Spinous cells are found in the superficial layers of the skin. They are found in the stratum spinosum (prickly layer, spinosum layer), which lies above the stratum basale (basal layer) and below the stratum granulosum (granular layer) of the epidermis. The spinous cells are arranged several layers thick to form a net-like covering.

==Origin==

Spinous cells originate through mitosis in the basal layer (also known as the germinative layer). They are pushed upward into the stratum spinosum by the continuous formation of new cells in the basal layer. They reach the outmost layer of the skin as flattened dead flaking skin cells we shed daily.

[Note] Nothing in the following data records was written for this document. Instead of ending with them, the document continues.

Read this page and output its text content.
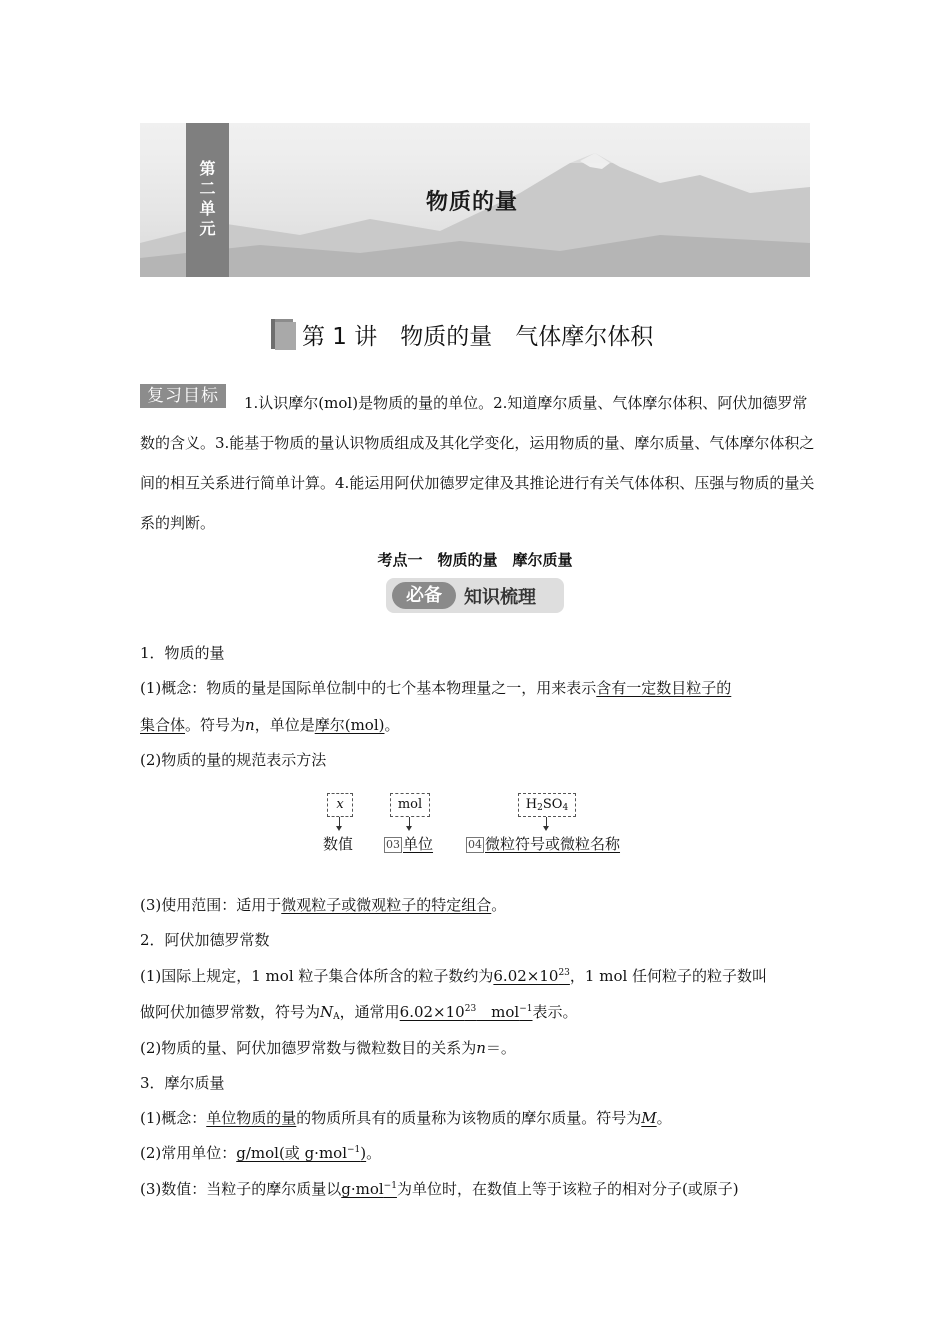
第
二
单
元
物质的量
第 1 讲　物质的量　气体摩尔体积
复习目标	1.认识摩尔(mol)是物质的量的单位。2.知道摩尔质量、气体摩尔体积、阿伏加德罗常数的含义。3.能基于物质的量认识物质组成及其化学变化，运用物质的量、摩尔质量、气体摩尔体积之间的相互关系进行简单计算。4.能运用阿伏加德罗定律及其推论进行有关气体体积、压强与物质的量关系的判断。
考点一　物质的量　摩尔质量
必备	知识梳理
1．物质的量
(1)概念：物质的量是国际单位制中的七个基本物理量之一，用来表示含有一定数目粒子的
集合体。符号为n，单位是摩尔(mol)。
(2)物质的量的规范表示方法
x	mol	$H_2SO_4$
数值	03 单位	04 微粒符号或微粒名称
(3)使用范围：适用于微观粒子或微观粒子的特定组合。
2．阿伏加德罗常数
(1)国际上规定，1 mol 粒子集合体所含的粒子数约为$6.02\times 10^{23}$，1 mol 任何粒子的粒子数叫
做阿伏加德罗常数，符号为$N_A$，通常用$6.02\times 10^{23}$　mol$^{-1}$表示。
(2)物质的量、阿伏加德罗常数与微粒数目的关系为n＝。
3．摩尔质量
(1)概念：单位物质的量的物质所具有的质量称为该物质的摩尔质量。符号为M。
(2)常用单位：g/mol(或 g·mol$^{-1}$)。
(3)数值：当粒子的摩尔质量以g·mol$^{-1}$为单位时，在数值上等于该粒子的相对分子(或原子)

The journey from origin to shed takes 25 to 45 days.

==Function==

Spinous cells serve “as a physical and biological barrier to the environment, preventing penetration by irritants and allergens and loss of water while maintaining internal homeostasis. They accomplish this in two ways. First, they are keratinocytes (keratin cells) whose primary function is to produce keratin, a strong structural protein. The keratin accumulates within each spinous cell as it moves upward through the epidermis layers, until the cell is almost completely filled with hardening keratin (keratinisation). Second, the cells are bound together across their cytoplasm by keratin filaments that form cell-to-cell connections (desmosomes).

==Cancer==

Squamous cell carcinoma (prickle cell carcinoma) is relatively common in people over age 60, with fair skin, and a history of longer term sun exposure. It is not as commonly known as other skin cancers because it is less likely to metastasize, but can be just as deadly if left untreated.